[MRG] sample from a truncated normal instead of clipping samples from a normal #12177

benlawson · 2018-09-26T21:34:40Z

Reference Issues/PRs

Related to "Merge iterativeimputer branch into master" #11977

What does this implement/fix? Explain your changes.

When sampling from the posterior and boundary values are given, the current implementation clips values that are sampled from normal distribution. This can lead to undesired oversampling of the boundary values. For example, if our boundaries were [0, 2] and we have a mean of 0 and standard deviation of 1, the difference between sampling from a normal and clipping and a truncated normal is shown here:

from scipy.stats import norm, truncnorm
import matplotlib.pyplot as plt 
import numpy as np

norm_dis = norm(loc=0, scale=1)
truc_dis = truncnorm(a=0, b=2, loc=0, scale=1)
trucs = truc_dis.rvs(10000)
norms = norm_dis.rvs(10000)
norms = np.clip(norms, 0, 2)
plt.hist(norms, histtype='step')
plt.hist(trucs, histtype='step')
plt.legend(["clipped normal", "truncated normal"])
plt.show()

When sampling from the posterior, this PR samples from a truncated normal distribution instead of clipping values that have been sampled from a normal distribution.

Any other comments?

To impute values within boundaries, the MICE R package appears to clip values[1] while the mi R package uses the truncated normal to sample[2] within the user given range. Open to discussing which approach is best.
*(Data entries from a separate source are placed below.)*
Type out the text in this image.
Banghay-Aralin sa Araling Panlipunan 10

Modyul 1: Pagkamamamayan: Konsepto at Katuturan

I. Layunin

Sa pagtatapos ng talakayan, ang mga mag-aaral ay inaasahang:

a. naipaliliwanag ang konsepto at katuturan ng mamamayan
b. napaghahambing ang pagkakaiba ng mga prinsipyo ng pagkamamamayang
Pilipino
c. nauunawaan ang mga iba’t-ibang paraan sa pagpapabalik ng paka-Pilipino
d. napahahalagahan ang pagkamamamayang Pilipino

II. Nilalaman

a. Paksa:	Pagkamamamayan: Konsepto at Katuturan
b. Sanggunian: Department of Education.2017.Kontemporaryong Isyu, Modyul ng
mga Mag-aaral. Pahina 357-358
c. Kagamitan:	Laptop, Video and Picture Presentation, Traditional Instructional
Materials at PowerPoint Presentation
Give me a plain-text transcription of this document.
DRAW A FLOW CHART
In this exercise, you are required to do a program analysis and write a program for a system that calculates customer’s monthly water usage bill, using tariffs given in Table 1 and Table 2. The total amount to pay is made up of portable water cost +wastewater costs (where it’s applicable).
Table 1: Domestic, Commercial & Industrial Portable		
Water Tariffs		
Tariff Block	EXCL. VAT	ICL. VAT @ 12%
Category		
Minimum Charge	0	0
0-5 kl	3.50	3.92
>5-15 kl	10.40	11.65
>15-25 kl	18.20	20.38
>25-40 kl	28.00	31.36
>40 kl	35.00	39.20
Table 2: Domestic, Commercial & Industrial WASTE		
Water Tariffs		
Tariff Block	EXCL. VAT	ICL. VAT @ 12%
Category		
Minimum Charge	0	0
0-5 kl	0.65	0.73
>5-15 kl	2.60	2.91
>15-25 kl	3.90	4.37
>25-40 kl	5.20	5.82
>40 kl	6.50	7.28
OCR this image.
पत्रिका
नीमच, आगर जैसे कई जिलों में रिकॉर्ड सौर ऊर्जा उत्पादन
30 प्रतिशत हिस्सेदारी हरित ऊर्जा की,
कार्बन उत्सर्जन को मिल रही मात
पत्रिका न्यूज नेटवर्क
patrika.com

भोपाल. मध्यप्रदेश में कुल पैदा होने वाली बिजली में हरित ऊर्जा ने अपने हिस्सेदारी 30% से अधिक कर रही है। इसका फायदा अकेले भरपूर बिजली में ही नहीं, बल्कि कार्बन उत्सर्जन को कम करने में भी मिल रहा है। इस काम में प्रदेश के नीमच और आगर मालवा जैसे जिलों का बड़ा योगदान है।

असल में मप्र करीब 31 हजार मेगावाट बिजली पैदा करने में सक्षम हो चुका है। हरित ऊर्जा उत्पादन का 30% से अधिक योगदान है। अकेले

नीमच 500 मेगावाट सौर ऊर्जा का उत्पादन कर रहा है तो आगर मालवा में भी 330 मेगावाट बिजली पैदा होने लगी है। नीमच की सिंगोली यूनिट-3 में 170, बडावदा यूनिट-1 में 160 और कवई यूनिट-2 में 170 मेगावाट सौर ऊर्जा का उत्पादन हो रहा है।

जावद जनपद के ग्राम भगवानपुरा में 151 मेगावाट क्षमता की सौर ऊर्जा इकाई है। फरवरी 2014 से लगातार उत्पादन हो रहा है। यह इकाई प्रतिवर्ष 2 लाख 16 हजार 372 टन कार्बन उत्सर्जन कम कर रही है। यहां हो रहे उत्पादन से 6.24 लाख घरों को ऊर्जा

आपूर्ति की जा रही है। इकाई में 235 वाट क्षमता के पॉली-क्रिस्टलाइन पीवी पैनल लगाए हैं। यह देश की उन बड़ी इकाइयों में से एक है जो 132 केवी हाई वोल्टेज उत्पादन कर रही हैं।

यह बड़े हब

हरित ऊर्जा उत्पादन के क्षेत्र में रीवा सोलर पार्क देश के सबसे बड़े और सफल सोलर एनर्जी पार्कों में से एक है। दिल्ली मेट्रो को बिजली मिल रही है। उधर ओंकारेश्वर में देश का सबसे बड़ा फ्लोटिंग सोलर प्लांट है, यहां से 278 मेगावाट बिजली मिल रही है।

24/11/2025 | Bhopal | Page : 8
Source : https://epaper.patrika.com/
[1] page 149, https://cran.r-project.org/web/packages/mice/mice.pdf
[2] page 21, https://cran.r-project.org/web/packages/mi/mi.pdf

jnothman · 2018-09-27T00:05:41Z

This looks nice :)

I assume there's no simple way to write a non-regression test :\ ?

ogrisel · 2018-09-27T11:58:54Z

Some tests fail with older versions of scipy. I think we might need a backport in sklearn.utils.fixes:

https://github.com/scikit-learn/scikit-learn/blob/master/sklearn/utils/fixes.py

sklearn-lgtm · 2018-09-27T18:14:54Z

This pull request introduces 2 alerts when merging 21d7238 into a4f2a89 - view on LGTM.com

new alerts:

2 for Unused import

Comment posted by LGTM.com

sklearn-lgtm · 2018-09-27T19:46:21Z

This pull request introduces 4 alerts when merging 451b80d into a4f2a89 - view on LGTM.com

new alerts:

2 for Unused import
1 for Missing call to __init__ during object initialization
1 for Module-level cyclic import

Comment posted by LGTM.com

sklearn-lgtm · 2018-09-27T20:40:01Z

This pull request introduces 5 alerts when merging f5b5d94 into a4f2a89 - view on LGTM.com

new alerts:

2 for Unused import
1 for Missing call to __init__ during object initialization
1 for Module-level cyclic import
1 for First argument to super() is not enclosing class

Comment posted by LGTM.com

sklearn-lgtm · 2018-09-27T21:44:16Z

This pull request introduces 3 alerts when merging 97e2d37 into a4f2a89 - view on LGTM.com

new alerts:

2 for Unused import
1 for Module-level cyclic import

Comment posted by LGTM.com

…andom_state' parameter in freeze

sklearn-lgtm · 2018-09-28T15:11:21Z

This pull request introduces 3 alerts when merging bf0e49f into a4f2a89 - view on LGTM.com

new alerts:

2 for Unused import
1 for Module-level cyclic import

Comment posted by LGTM.com

jnothman · 2018-09-29T23:39:23Z

sklearn/tests/test_impute.py

@@ -591,6 +592,28 @@ def test_iterative_imputer_clip():
    assert_allclose(Xt[X != 0], X[X != 0])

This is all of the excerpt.